Risk assessment processes around the globe – which are used to determine whether agrochemicals are safe to use – focus on one product at a time, and do not consider how agrochemicals interact with one another in relation to animal health. These results, published in the journal Nature, confirm that exposure to combined stressors can have a far more harmful impact on bees than current environmental risk assessments predict. 

Dr Harry Siviter, joint first-author on the paper and formerly of the Department of Biological Sciences at Royal Holloway, now at The University of Texas at Austin, said: “Bees are key to the health of our planet but the number of stressors they encounter is increasing as a consequence of human activities. Crops are treated with multiple agrochemicals, so bees are routinely exposed to several different chemicals simultaneously. Our analysis found that the interactions between these chemicals significantly increased bee mortality, beyond the levels we would predict if we just added the negative impact of multiple chemicals together.  

“Unfortunately, these interactions are not considered when agrochemicals are licenced for use, and so their impact on bees will be underestimated”.

Dr Emily Bailes, joint first-author on the paper and formerly of the Department of Biological Sciences at Royal Holloway, now at Bangor University, added: “Our analysis shows an overall trend for more severe interactions when agrochemicals interact, but I think it is also important to note that this does not mean that more harmful effects do not occur for other types of stressor.
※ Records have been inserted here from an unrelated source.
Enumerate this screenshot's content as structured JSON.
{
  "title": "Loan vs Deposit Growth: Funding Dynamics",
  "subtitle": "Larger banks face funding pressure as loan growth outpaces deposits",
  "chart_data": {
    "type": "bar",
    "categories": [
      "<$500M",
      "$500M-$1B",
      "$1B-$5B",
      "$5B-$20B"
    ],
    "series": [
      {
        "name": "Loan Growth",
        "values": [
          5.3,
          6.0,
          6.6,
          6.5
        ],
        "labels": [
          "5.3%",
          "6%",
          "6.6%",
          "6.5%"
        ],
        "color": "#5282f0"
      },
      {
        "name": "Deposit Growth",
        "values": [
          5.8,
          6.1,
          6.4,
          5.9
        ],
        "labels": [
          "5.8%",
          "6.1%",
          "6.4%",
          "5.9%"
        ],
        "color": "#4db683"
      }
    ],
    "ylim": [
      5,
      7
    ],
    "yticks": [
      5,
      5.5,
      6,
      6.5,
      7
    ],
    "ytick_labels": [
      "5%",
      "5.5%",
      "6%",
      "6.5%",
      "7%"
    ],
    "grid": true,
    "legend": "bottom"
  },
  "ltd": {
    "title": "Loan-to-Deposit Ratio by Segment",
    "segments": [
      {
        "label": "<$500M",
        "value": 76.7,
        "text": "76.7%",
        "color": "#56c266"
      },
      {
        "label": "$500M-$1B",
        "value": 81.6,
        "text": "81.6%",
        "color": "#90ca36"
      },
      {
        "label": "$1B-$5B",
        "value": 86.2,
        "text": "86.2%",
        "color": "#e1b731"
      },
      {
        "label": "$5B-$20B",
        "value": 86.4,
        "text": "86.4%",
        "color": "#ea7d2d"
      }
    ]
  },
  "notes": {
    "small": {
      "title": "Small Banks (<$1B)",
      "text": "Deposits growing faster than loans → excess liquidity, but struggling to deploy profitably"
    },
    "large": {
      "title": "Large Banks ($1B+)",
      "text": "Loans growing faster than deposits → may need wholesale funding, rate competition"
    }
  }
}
In particular there was very little research on the effects of nutrition. From a risk assessment perspective, this variation should not be overlooked.”

Professor Mark Brown from the Department of Biological Sciences at Royal Holloway, concluded: “Our results mean that regulators and producers of agrochemicals must fundamentally change their approach to risk assessment. The regulatory process in its current form does not protect bees from the unwanted consequences of complex agrochemical exposure.

“A failure to address this, and to continue to expose bees to multiple anthropogenic stressors within agriculture will result in a continued decline of bees and pollination services, to the detriment of human and ecosystem health.”